Mr. Irwin and Mr. Shiner are virtuosic clowns, a delight to watch do their work. Their bits are interspersed with Ms. McKay’s numbers, which marry a sultry mid-century nightclub sensibility to a 21st-century lyrical sensibility. (Her spoken lines are delivered in a convincing, though I’m not sure entirely intentional, impersonation of Judy Garland in The Wizard of Oz.) There are nods to the current era, like the opening number of the clowns running and fighting their way through a special-effects backdrop, which comes to a sudden stop and is replaced by a your-app-has-crashed spinning wheel. Later, Mr. Irwin does battle with a smaller version of himself that breaks free from an iPad.
But this is all, ultimately, proudly old-fashioned stuff. And it’s a lot of fun.
The Classic Stage Company is, as the name suggests, known for its takes on the classics: lots of Shakespeare and Chekhov and Beckett. But it turns out it’s also a swell place to see a musical, especially an intimate, intense one like Stephen Sondheim and James Lapine’s Passion, and even more especially in the stripped-down, chamber style of director John Doyle.
Mr. Doyle is best known for his actors-with-instruments revivals of the Sondheim classics Sweeney Todd and Company. At the 199-seat, thrust-stage Classic Stage, where his revival of Messrs. Sondheim and Lapine’s musical drama about a homely recluse who falls obsessively in love with a handsome officer opened last week, the cast of 10 is nearly always on the small stage, and the nine-piece orchestra is suspended immediately overhead. It is the most enveloping production of a musical I’ve seen, and it sounds divine.
Judy Kuhn plays the sick, crazed Fosca with some tenderness and sings her part gorgeously. Melissa Errico is lovely as the officer’s pretty, married lover, Clara. That Ryan Silverman is conventionally handsome but not particularly charismatic as the officer, Giorgio, is somewhat problematic; it’s tough to credit him as the subject of wild obsession.
But it still works. Mr. Doyle creates some strikingly beautiful moments, and those visuals, with that music, in that intimate space, take your breath away.
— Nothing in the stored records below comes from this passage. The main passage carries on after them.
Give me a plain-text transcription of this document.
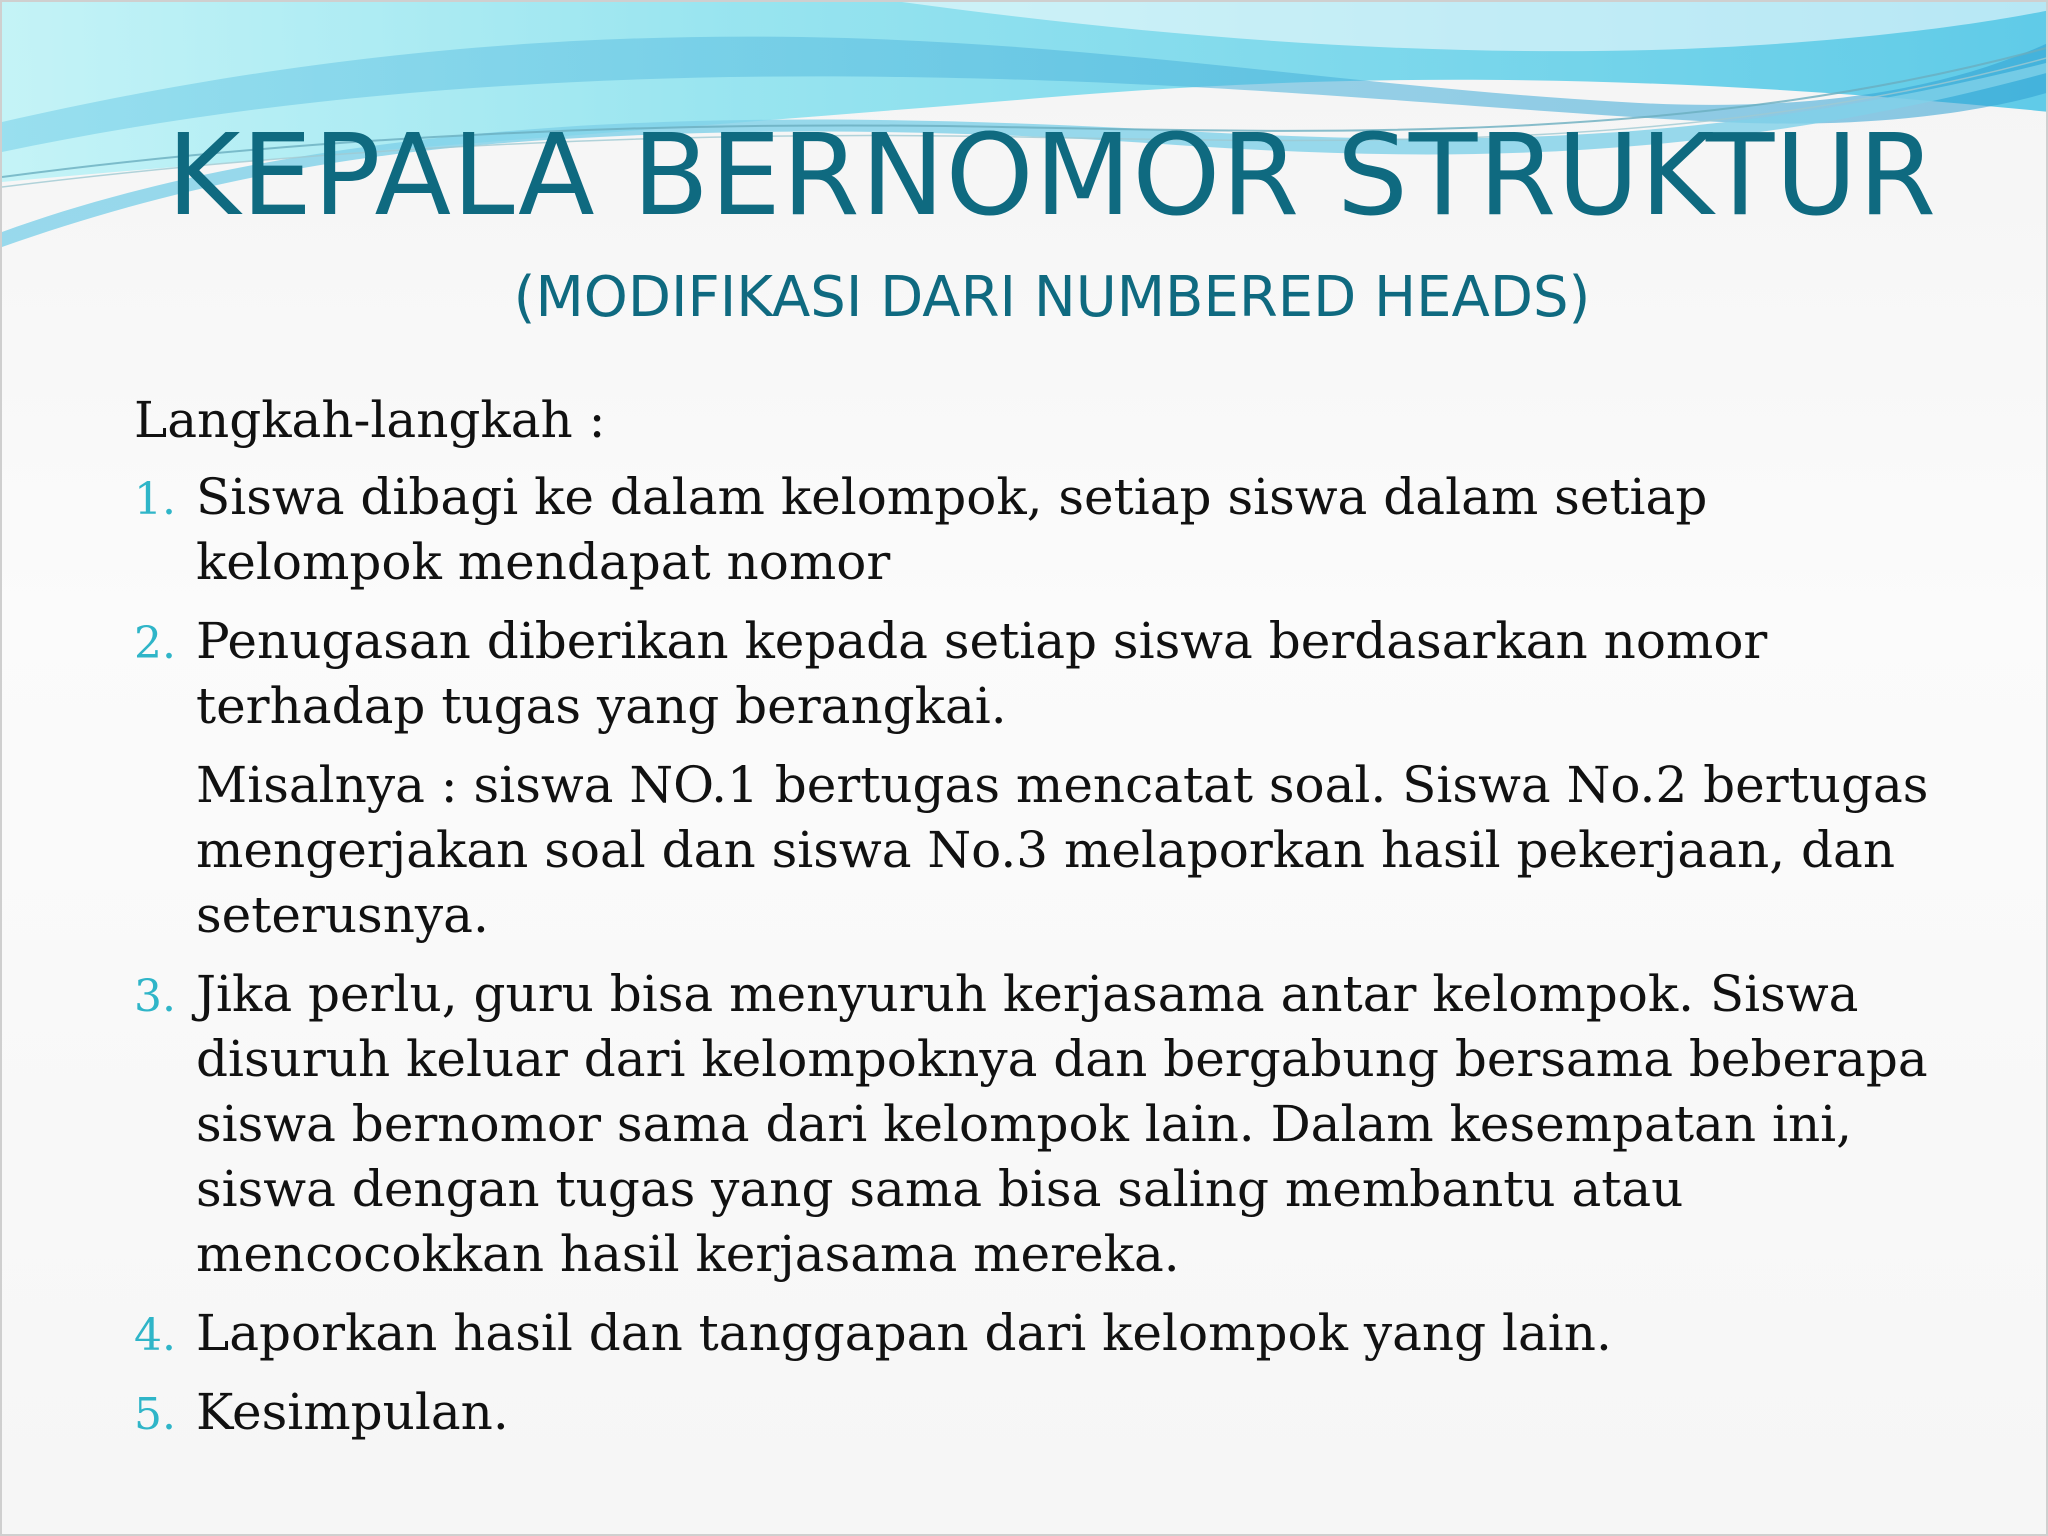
KEPALA BERNOMOR STRUKTUR
(MODIFIKASI DARI NUMBERED HEADS)
Langkah-langkah :
1. Siswa dibagi ke dalam kelompok, setiap siswa dalam setiap kelompok mendapat nomor
2. Penugasan diberikan kepada setiap siswa berdasarkan nomor terhadap tugas yang berangkai.
Misalnya : siswa NO.1 bertugas mencatat soal. Siswa No.2 bertugas mengerjakan soal dan siswa No.3 melaporkan hasil pekerjaan, dan seterusnya.
3. Jika perlu, guru bisa menyuruh kerjasama antar kelompok. Siswa disuruh keluar dari kelompoknya dan bergabung bersama beberapa siswa bernomor sama dari kelompok lain. Dalam kesempatan ini, siswa dengan tugas yang sama bisa saling membantu atau mencocokkan hasil kerjasama mereka.
4. Laporkan hasil dan tanggapan dari kelompok yang lain.
5. Kesimpulan.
For the second time in two seasons, the Social Network star Jesse Eisenberg has written a play for himself to star in at the Rattlestick Playwrights Theater. And for the second time in two seasons, he has created a character so deeply unpleasant—so self-absorbed, so stunted, so simultaneously verbose and uncommunicative—for himself that it’s a painful chore to sit through the play.
In The Revisionist, which opened last week in a Rattlestick production at the Cherry Lane Theatre, Mr. Eisensberg plays David, a young stoner from New York who has decamped to a distant cousin’s apartment in Poland to complete revisions on his novel. Vanessa Redgrave plays that cousin, Maria, who idolizes her American family and is thrilled to host David. But David is there only because he didn’t get into any writers’ colonies and needs a place to work; he has no interest in Maria. She makes him a welcome dinner; he won’t eat. She plays music; he complains about the noise. He feigns interest in her; he talks about himself. He is insufferable.
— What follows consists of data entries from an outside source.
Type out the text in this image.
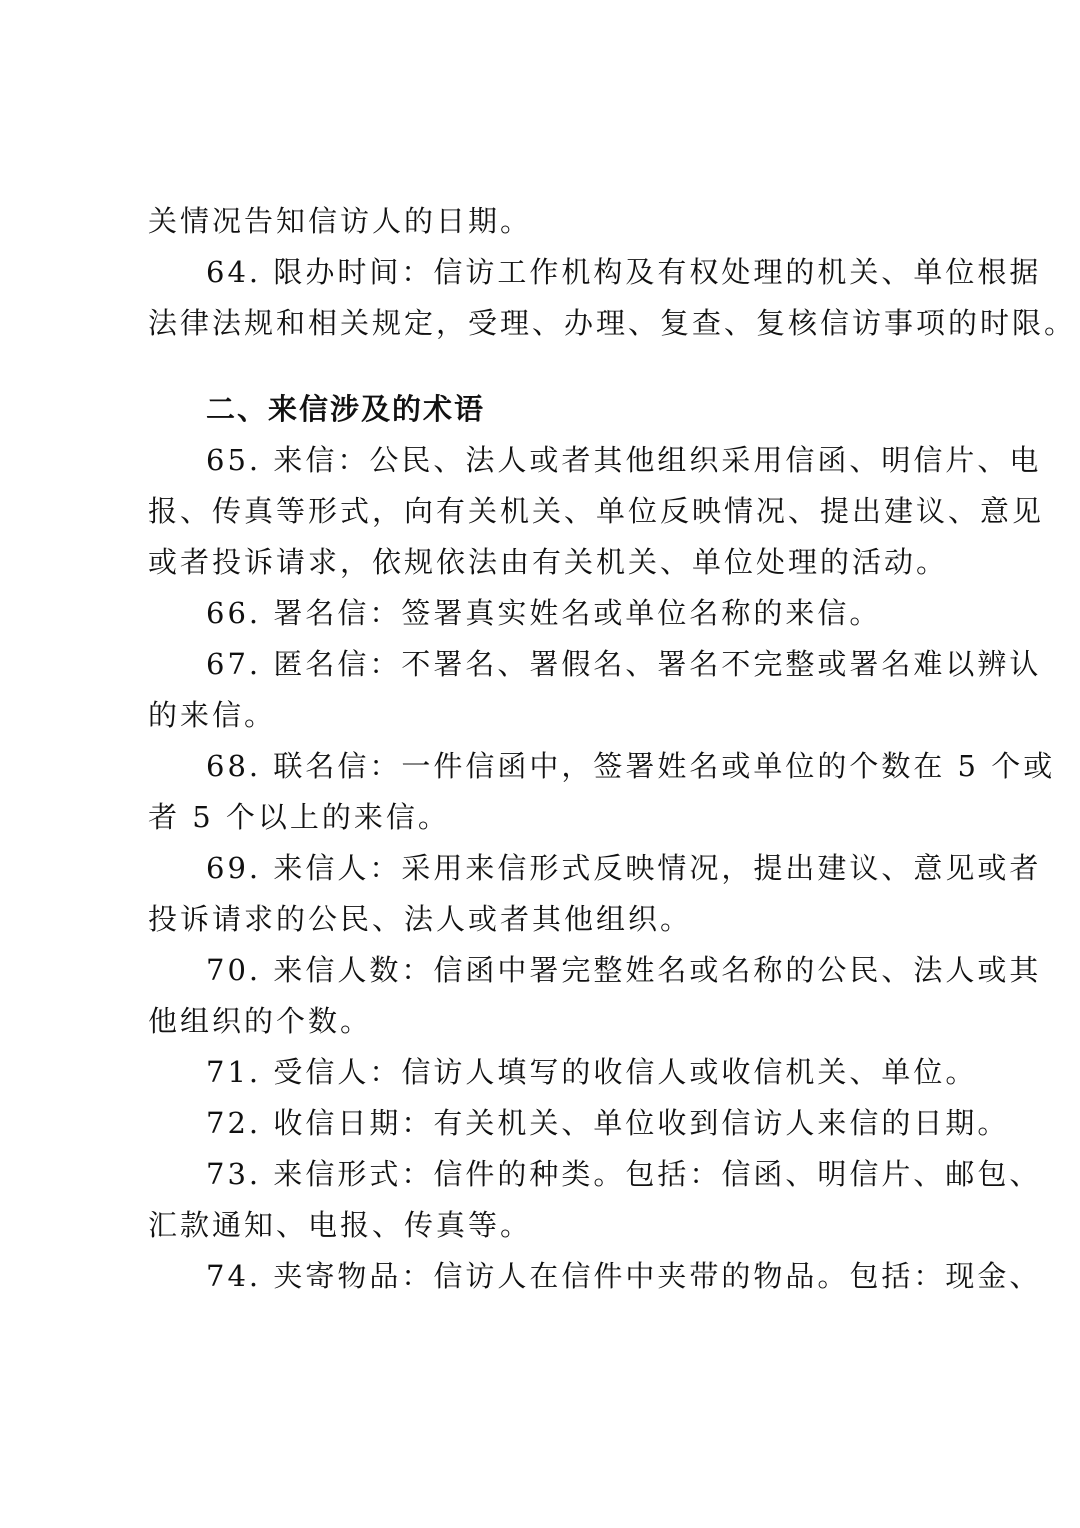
关情况告知信访人的日期。
64. 限办时间：信访工作机构及有权处理的机关、单位根据
法律法规和相关规定，受理、办理、复查、复核信访事项的时限。
二、来信涉及的术语
65. 来信：公民、法人或者其他组织采用信函、明信片、电
报、传真等形式，向有关机关、单位反映情况、提出建议、意见
或者投诉请求，依规依法由有关机关、单位处理的活动。
66. 署名信：签署真实姓名或单位名称的来信。
67. 匿名信：不署名、署假名、署名不完整或署名难以辨认
的来信。
68. 联名信：一件信函中，签署姓名或单位的个数在 5 个或
者 5 个以上的来信。
69. 来信人：采用来信形式反映情况，提出建议、意见或者
投诉请求的公民、法人或者其他组织。
70. 来信人数：信函中署完整姓名或名称的公民、法人或其
他组织的个数。
71. 受信人：信访人填写的收信人或收信机关、单位。
72. 收信日期：有关机关、单位收到信访人来信的日期。
73. 来信形式：信件的种类。包括：信函、明信片、邮包、
汇款通知、电报、传真等。
74. 夹寄物品：信访人在信件中夹带的物品。包括：现金、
In Maria, Mr. Eisenberg has created a fascinating character. She lost her family to the Holocaust, her husband is recently dead, and she focuses on the American relatives, who barely know her and whom she visited only once, as a way to replace her own missing family. Ms. Redgrave gives a rich, nuanced performance in the role, and she credibly, movingly delivers the play’s surprising twist, which reveals her to be a revisionist of her own. It is a rare pleasure to watch her work from so close in such a tiny theater.
Unfortunately, Mr. Eisenberg has written a repellent character for himself. And while it is admirable that a major movie actor chooses to craft small Off Broadway plays instead of simply burnishing his bona fides with splashy Broadway star turns, it would be more admirable if those plays were better.